Now imagine that certain someone is a something -- a robot, in fact.
A French startup named Gostai is doing just that.
The year-old company says it has developed a simple, easy-to-use robot software that can work with all operating systems.
And just in time, company officials say, since they expect the global market for domestic robots to begin booming in the coming years.
"We want to do the same thing Microsoft did with its Windows software for personal computing," said Jean-Christophe Baillie, founder of Gostai.
While the idea of having robots handle mundane tasks may seem the stuff of science fiction to many people, certain countries are already taking the technology very seriously.
That's the case in Japan, where the aging of the population has become a concern. South Korea has announced its intention to have robots in households in 2010.

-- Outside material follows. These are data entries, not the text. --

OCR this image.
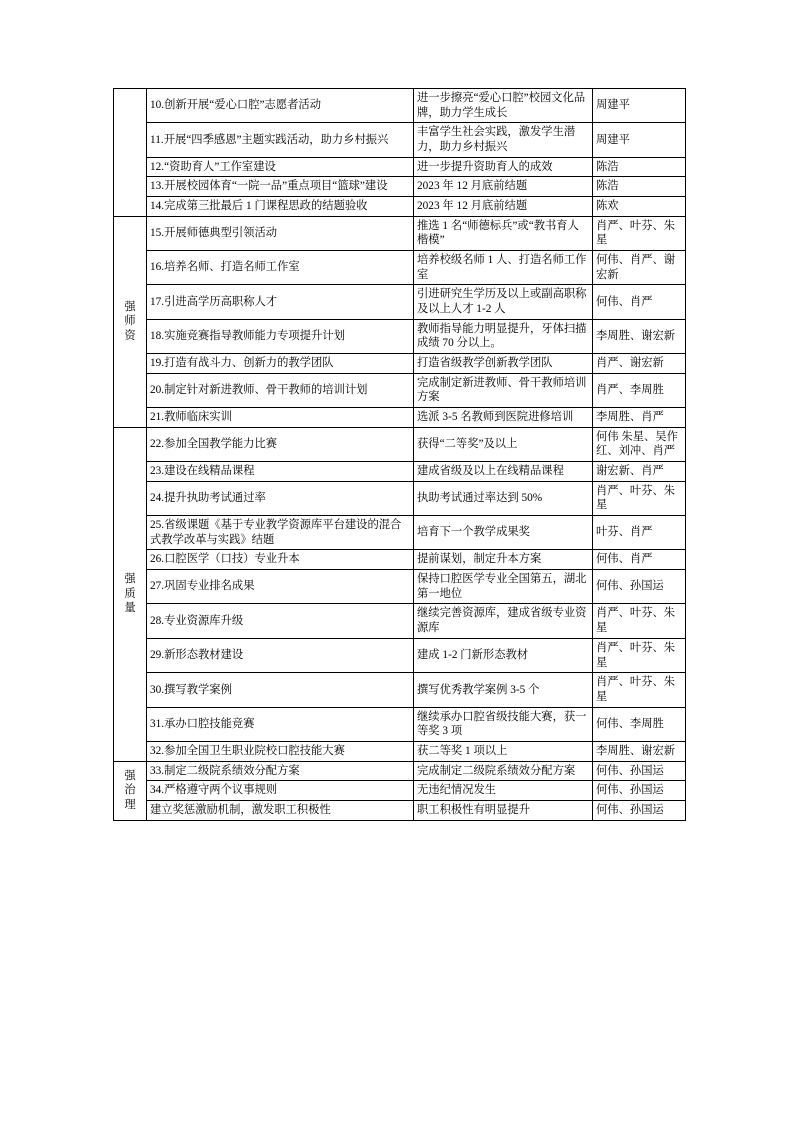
	10.创新开展“爱心口腔”志愿者活动	进一步擦亮“爱心口腔”校园文化品牌，助力学生成长	周建平
	11.开展“四季感恩”主题实践活动，助力乡村振兴	丰富学生社会实践，激发学生潜力，助力乡村振兴	周建平
	12.“资助育人”工作室建设	进一步提升资助育人的成效	陈浩
	13.开展校园体育“一院一品”重点项目“篮球”建设	2023 年 12 月底前结题	陈浩
	14.完成第三批最后 1 门课程思政的结题验收	2023 年 12 月底前结题	陈欢

强
师
资	15.开展师德典型引领活动	推选 1 名“师德标兵”或“教书育人楷模”	肖严、叶芬、朱星
	16.培养名师、打造名师工作室	培养校级名师 1 人、打造名师工作室	何伟、肖严、谢宏新
	17.引进高学历高职称人才	引进研究生学历及以上或副高职称及以上人才 1-2 人	何伟、肖严
	18.实施竞赛指导教师能力专项提升计划	教师指导能力明显提升，牙体扫描成绩 70 分以上。	李周胜、谢宏新
	19.打造有战斗力、创新力的教学团队	打造省级教学创新教学团队	肖严、谢宏新
	20.制定针对新进教师、骨干教师的培训计划	完成制定新进教师、骨干教师培训方案	肖严、李周胜
	21.教师临床实训	选派 3-5 名教师到医院进修培训	李周胜、肖严

强
质
量	22.参加全国教学能力比赛	获得“二等奖”及以上	何伟 朱星、吴作红、刘冲、肖严
	23.建设在线精品课程	建成省级及以上在线精品课程	谢宏新、肖严
	24.提升执助考试通过率	执助考试通过率达到 50%	肖严、叶芬、朱星
	25.省级课题《基于专业教学资源库平台建设的混合式教学改革与实践》结题	培育下一个教学成果奖	叶芬、肖严
	26.口腔医学（口技）专业升本	提前谋划，制定升本方案	何伟、肖严
	27.巩固专业排名成果	保持口腔医学专业全国第五，湖北第一地位	何伟、孙国运
	28.专业资源库升级	继续完善资源库，建成省级专业资源库	肖严、叶芬、朱星
	29.新形态教材建设	建成 1-2 门新形态教材	肖严、叶芬、朱星
	30.撰写教学案例	撰写优秀教学案例 3-5 个	肖严、叶芬、朱星
	31.承办口腔技能竞赛	继续承办口腔省级技能大赛，获一等奖 3 项	何伟、李周胜
	32.参加全国卫生职业院校口腔技能大赛	获二等奖 1 项以上	李周胜、谢宏新

强
治
理	33.制定二级院系绩效分配方案	完成制定二级院系绩效分配方案	何伟、孙国运
	34.严格遵守两个议事规则	无违纪情况发生	何伟、孙国运
	建立奖惩激励机制，激发职工积极性	职工积极性有明显提升	何伟、孙国运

As a way of creating buzz, Gostai has offered free, downloadable versions of its software, called Urbi, that allows robots from Danish toy giant Lego to be programmed. It has also sold the software to 25 universities worldwide for use in robotics research.
"At specialized trade shows, you have 12-year-old kids who, after 10 minutes, tell us, 'Get out the way,' and start programming," said Baillie.
Baillie recently demonstrated the software with a Sony robot dog, which he said had been programmed over the course of a weekend. The dog moved to the rhythm of music from French group Daft Punk.
By way of explaining the technology's simplicity, Baillie said the code to program the robot's head to follow a bouncing ball is only three lines long.
It all sounds intriguing, but there's a big problem standing in Gostai's way: Microsoft.
Gostai considers Microsoft its main competitor in the robot software business. But the startup, which currently has eight employees, says it has a strategy.
It has worked to make the software as simple as possible, which it says gives it an advantage over the Microsoft version. Gostai also says its product's versatility gives it a boost, since Microsoft's software is intended to be used with Windows.
The next challenge for the company is to find financing. Convincing investors won't be easy, and Baillie says they ask about competition from Microsoft. "We have to grow very quickly because we have large ambitions: to have Urbi in all robots," said Baillie, 32. "When a platform emerges, people are going to begin developing applications and the phenomenon will take care of itself."